The road is long. One regular theme is not overestimating young players' "professionalism" and game understanding.
1. "Be a punch first team." Excellence can't be a sometime approach. There's no on-off switch. When teams aren't ready to play, holes get dug that are hard to escape.
2. Win in space. Spacing isn't optional. The ball is magnetic, attracting all players, including offense. "Magnetism" compromises spacing. "." Traffic is bad for an offense and shrinking space is good defense.
3. Basketball at a glance
- What's the player and ball movement?
- What's the proximity of defenders to the ball? "Color on color..."
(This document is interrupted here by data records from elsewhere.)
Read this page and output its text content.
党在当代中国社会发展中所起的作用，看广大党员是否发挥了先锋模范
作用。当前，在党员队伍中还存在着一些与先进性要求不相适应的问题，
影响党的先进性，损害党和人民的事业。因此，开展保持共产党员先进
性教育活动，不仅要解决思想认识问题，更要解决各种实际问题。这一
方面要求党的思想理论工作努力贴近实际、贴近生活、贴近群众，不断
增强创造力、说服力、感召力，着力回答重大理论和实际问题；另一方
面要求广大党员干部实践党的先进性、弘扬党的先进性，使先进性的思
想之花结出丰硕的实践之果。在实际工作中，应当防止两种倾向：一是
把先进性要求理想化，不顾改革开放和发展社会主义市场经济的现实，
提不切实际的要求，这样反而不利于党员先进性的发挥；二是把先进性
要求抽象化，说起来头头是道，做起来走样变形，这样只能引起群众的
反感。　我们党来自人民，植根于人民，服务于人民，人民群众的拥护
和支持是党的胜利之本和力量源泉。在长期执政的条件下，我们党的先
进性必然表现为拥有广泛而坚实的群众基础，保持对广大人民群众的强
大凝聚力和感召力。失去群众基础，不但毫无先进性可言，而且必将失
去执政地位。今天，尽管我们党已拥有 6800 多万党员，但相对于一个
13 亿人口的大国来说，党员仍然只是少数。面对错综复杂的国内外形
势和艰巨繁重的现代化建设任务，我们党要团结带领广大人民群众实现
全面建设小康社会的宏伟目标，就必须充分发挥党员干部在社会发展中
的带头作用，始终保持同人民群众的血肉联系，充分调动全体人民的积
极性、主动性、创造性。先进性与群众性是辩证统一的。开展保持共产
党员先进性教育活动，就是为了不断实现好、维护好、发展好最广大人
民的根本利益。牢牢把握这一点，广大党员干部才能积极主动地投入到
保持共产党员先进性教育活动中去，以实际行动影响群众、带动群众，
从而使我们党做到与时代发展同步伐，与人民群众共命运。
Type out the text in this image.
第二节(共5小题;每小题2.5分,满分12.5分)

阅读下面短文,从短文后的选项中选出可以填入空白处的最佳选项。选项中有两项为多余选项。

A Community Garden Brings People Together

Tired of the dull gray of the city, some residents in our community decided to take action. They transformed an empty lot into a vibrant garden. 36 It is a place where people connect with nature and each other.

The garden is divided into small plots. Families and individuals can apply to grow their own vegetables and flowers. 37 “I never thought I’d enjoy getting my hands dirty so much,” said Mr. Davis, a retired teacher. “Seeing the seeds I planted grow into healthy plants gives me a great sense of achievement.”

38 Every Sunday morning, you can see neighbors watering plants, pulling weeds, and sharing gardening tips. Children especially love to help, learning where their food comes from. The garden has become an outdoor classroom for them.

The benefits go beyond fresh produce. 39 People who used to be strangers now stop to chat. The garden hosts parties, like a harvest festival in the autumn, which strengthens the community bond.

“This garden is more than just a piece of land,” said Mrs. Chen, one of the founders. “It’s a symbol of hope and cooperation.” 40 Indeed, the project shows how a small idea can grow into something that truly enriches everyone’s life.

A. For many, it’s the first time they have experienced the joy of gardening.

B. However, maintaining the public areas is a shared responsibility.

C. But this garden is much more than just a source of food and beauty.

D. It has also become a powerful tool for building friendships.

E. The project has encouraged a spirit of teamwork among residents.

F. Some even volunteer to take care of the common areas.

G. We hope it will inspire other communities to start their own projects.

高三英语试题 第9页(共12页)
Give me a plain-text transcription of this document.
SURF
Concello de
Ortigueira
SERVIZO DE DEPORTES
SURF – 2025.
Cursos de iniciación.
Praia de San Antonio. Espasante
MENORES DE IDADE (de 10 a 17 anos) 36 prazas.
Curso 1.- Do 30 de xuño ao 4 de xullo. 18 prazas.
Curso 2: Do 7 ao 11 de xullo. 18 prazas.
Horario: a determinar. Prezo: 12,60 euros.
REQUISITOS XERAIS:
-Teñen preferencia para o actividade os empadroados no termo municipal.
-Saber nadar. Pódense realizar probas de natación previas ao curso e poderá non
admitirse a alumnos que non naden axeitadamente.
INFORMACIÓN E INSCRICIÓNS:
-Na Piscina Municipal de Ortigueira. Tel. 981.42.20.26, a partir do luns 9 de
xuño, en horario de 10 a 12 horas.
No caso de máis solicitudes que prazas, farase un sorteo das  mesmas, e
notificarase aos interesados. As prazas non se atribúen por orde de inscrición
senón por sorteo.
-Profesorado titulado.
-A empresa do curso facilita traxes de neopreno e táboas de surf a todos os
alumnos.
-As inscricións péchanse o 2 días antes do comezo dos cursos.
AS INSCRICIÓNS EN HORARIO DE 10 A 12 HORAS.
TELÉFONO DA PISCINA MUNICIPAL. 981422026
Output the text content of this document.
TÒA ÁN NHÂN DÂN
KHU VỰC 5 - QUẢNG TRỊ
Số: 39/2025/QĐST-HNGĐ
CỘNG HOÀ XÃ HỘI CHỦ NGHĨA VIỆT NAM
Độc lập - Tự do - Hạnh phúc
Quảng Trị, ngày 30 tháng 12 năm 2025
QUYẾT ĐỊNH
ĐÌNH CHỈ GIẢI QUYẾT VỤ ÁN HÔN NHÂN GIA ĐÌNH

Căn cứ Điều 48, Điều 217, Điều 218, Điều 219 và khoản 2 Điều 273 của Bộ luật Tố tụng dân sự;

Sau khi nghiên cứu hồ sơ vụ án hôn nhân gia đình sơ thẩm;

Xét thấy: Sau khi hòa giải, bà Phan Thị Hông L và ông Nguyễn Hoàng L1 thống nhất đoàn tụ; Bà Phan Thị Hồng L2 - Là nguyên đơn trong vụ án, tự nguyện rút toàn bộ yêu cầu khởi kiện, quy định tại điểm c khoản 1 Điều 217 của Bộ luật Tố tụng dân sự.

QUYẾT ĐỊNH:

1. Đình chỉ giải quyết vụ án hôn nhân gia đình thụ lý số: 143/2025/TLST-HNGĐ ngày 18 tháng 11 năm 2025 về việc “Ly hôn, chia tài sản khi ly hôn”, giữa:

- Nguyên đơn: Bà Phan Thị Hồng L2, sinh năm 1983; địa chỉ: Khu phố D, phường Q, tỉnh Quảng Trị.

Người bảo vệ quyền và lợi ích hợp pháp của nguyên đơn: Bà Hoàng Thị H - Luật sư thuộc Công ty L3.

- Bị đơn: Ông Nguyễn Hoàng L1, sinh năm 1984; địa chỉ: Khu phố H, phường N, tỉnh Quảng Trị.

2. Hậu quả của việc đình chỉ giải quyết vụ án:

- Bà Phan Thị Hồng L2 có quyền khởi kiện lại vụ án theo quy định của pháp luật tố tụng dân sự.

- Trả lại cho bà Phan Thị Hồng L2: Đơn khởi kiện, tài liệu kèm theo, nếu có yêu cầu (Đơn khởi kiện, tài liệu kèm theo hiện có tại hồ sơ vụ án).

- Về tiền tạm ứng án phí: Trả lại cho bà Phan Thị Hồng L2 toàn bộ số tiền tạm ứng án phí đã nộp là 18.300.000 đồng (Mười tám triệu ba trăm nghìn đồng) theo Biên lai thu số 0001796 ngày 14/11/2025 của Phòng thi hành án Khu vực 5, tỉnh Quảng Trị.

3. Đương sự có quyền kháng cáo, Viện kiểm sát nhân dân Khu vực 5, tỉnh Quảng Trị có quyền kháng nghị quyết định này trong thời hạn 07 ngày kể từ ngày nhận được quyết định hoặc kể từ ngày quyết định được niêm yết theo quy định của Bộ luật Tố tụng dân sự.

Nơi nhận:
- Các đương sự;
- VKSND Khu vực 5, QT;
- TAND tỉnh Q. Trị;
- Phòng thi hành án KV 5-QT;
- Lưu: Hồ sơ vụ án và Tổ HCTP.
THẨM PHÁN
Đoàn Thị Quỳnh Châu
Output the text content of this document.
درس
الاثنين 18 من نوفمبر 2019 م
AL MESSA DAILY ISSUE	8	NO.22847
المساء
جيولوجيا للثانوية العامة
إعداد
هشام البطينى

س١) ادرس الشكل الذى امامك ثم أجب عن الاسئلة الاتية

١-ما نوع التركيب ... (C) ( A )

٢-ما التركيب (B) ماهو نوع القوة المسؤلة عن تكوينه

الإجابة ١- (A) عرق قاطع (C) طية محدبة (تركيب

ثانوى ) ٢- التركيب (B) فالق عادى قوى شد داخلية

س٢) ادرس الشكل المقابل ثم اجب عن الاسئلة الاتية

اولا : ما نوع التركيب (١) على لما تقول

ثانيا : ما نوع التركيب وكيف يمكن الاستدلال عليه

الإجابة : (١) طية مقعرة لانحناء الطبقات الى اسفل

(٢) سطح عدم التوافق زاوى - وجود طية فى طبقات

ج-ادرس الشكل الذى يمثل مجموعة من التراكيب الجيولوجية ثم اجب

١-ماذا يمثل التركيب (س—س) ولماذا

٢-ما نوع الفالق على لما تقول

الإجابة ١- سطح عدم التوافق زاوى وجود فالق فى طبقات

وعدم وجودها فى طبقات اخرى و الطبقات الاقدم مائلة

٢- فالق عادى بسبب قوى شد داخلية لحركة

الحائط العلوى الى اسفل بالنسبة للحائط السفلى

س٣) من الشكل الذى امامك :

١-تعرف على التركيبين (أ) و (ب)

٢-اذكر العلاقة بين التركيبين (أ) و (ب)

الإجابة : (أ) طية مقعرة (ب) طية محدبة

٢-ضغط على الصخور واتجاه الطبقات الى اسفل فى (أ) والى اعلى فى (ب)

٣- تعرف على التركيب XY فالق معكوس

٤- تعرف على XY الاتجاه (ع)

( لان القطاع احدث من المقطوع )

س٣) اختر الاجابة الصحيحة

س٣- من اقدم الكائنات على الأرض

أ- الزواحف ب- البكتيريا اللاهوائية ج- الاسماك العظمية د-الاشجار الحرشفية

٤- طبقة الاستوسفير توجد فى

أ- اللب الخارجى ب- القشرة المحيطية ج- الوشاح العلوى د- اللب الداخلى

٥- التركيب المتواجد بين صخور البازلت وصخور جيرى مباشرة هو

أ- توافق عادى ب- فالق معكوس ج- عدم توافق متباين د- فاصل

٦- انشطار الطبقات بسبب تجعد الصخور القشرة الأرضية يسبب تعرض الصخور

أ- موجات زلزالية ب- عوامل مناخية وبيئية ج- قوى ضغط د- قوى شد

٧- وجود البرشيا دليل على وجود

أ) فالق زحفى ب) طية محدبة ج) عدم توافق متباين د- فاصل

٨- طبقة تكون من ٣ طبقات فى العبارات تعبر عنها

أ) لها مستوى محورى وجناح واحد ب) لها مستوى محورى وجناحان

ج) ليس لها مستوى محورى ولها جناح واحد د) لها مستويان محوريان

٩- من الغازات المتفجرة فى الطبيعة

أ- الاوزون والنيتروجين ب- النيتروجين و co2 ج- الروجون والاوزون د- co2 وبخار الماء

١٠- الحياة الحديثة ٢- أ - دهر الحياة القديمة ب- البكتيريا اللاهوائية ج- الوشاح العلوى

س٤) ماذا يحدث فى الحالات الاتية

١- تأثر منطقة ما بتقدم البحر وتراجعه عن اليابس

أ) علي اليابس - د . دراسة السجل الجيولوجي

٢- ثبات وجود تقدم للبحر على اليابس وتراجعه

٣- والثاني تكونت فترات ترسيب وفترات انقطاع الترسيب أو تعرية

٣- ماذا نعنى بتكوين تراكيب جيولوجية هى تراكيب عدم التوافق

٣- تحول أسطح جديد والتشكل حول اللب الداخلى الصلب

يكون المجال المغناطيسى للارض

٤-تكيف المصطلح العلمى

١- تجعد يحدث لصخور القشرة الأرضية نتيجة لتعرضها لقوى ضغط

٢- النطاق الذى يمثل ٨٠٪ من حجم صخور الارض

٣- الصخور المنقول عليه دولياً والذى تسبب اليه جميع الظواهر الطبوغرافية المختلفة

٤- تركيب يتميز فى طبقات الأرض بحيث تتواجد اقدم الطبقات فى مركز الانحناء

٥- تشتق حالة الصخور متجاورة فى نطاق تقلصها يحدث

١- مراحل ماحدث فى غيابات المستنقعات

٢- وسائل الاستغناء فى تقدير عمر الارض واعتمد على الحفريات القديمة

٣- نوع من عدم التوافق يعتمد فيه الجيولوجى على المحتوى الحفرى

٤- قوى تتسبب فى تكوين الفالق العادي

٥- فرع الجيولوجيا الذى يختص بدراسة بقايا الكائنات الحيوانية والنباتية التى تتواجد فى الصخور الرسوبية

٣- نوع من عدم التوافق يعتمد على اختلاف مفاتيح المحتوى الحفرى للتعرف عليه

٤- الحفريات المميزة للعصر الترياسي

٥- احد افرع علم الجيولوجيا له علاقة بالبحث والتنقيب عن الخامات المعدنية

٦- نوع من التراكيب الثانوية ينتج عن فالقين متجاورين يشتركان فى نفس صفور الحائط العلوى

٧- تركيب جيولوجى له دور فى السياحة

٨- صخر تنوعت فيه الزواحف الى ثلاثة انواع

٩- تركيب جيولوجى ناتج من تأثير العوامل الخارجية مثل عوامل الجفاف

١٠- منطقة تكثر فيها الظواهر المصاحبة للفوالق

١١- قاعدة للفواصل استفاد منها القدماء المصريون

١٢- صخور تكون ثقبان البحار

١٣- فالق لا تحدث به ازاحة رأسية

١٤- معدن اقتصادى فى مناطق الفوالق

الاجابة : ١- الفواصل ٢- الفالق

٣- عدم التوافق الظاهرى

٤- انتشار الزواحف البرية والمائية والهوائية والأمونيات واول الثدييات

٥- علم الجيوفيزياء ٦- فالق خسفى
4. Attend to details. Coach Wooden didn't say, "Little things make big things happen" for no reason.
5. Cliches share truth.
- Space and time matter. On time and on target passing count.
- Get separation with change of pace and change of direction.
- Cut urgently. Lazy cutting doesn't get separation.
6. Turnovers kill time - a player's minutes and a coach's longevity. Live-ball turnovers translate to offensive high points per possession.
7. "Fouls negate hustle." Discipline determines destiny.
8. "Four ways to score." If you intend to be a scorer, execute a plan for scoring at all three levels (as appropriate to your size), getting o-boards, free throws, and transition scores.
9. "Win the 95." 95 percent of the time if you're not the point guard, you don't have the ball. Impact the game without the ball.
10.Impact winning. Your play speaks for itself.
Lagniappe (something extra).
Jay Bilas's Toughness ESPN article. Print and save.
Lagniappe 2. "Every day is player development day."